Lo so bene! – esclamò il vecchio Qfwfq – voi non ve ne potete ricordare ma io sì. L’avevamo sempre addosso, la Luna, smisurata: quand’era il plenilunio, notti chiare come di giorno, ma d’una luce color burro, pareva che ci schiacciasse; quand’era luna nuova rotolava per il cielo come un nero ombrello portato dal vento; e a luna crescente veniva avanti a corna così basse che pareva lì lì per infilzare la cresta d’un promontorio e restarci ancorata. Ma tutto il meccanismo delle fasi andava diversamente che oggigiorno: per via che le distanze dal Sole erano diverse, e le orbite, e l’inclinazione non ricordo di che cosa; eclissi poi, con Terra e Luna così appiccicate, ce n’erano tutti i momenti: figuriamoci se quelle due bestione non trovavano modo di farsi continuamente ombra a vicenda.
L’orbita? Ellittica, si capisce, ellittica: un po’ ci s’appiattiva addosso e un po’ prendeva il volo. Le maree, quando la Luna si faceva più sotto, salivano che non le teneva più nessuno. C’erano delle notti di plenilunio basso basso e d’alta marea alta alta che se la Luna non si bagnava in mare ci mancava un pelo; diciamo: pochi metri. Se non abbiamo mai provato a salirci? E come no? Bastava andarci proprio sotto con la barca, appoggiarci una scala a pioli e montar su.

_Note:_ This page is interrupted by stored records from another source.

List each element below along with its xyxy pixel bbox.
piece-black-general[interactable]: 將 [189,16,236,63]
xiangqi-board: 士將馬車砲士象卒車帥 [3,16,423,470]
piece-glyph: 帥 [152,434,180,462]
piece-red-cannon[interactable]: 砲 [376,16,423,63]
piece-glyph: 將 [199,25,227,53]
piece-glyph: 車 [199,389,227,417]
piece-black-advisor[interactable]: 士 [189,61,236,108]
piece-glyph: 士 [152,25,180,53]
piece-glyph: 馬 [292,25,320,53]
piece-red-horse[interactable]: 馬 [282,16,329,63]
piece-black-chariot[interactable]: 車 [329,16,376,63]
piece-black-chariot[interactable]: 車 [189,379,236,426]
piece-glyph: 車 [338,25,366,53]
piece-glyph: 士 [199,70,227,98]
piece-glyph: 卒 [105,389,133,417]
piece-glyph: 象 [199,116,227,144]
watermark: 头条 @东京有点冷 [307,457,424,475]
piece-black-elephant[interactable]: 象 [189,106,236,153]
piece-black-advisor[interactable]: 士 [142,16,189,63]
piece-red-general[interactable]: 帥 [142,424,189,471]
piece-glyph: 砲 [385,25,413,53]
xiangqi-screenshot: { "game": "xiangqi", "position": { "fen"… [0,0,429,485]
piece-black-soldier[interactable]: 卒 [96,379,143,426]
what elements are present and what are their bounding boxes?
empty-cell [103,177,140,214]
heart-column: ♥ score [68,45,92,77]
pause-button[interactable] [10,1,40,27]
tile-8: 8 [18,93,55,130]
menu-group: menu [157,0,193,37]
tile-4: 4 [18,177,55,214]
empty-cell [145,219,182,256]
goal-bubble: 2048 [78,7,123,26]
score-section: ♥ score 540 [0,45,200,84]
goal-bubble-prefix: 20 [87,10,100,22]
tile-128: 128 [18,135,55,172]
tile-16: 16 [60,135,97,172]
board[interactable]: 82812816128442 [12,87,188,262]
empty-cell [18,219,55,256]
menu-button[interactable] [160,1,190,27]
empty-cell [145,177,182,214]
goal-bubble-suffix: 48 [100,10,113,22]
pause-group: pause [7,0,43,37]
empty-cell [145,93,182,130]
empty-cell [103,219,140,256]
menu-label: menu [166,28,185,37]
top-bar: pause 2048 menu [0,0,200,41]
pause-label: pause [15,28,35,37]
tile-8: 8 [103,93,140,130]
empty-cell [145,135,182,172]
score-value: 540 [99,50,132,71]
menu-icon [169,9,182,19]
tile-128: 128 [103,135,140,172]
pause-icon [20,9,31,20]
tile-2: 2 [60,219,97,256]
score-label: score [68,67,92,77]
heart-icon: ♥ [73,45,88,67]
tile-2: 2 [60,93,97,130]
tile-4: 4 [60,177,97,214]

Il punto dove la Luna passava più basso era al largo degli Scogli di Zinco. Andavamo con quelle barchette a remi che si usavano allora, tonde e piatte, di sughero. Ci si stava in parecchi: io, il capitano Vhd Vhd, sua moglie, mio cugino il sordo, e alle volte anche la piccola Xlthlx che allora avrà avuto dodici anni. L’acqua era in quelle notti calmissima, argentata che pareva mercurio, e i pesci, dentro, violetti, che non potendo resistere all’attrazione della Luna venivano tutti a galla, e così polpi e meduse color zafferano. C’era sempre un volo di bestioline minute – piccoli granchi, calamari, e anche alghe leggere e diafane e piantine di corallo – che si staccavano dal mare e finivano nella Luna, a penzolare giù da quel soffitto calcinoso, oppure restavano lì a mezz’aria, in uno sciame fosforescente, che scacciavamo agitando delle foglie di banano.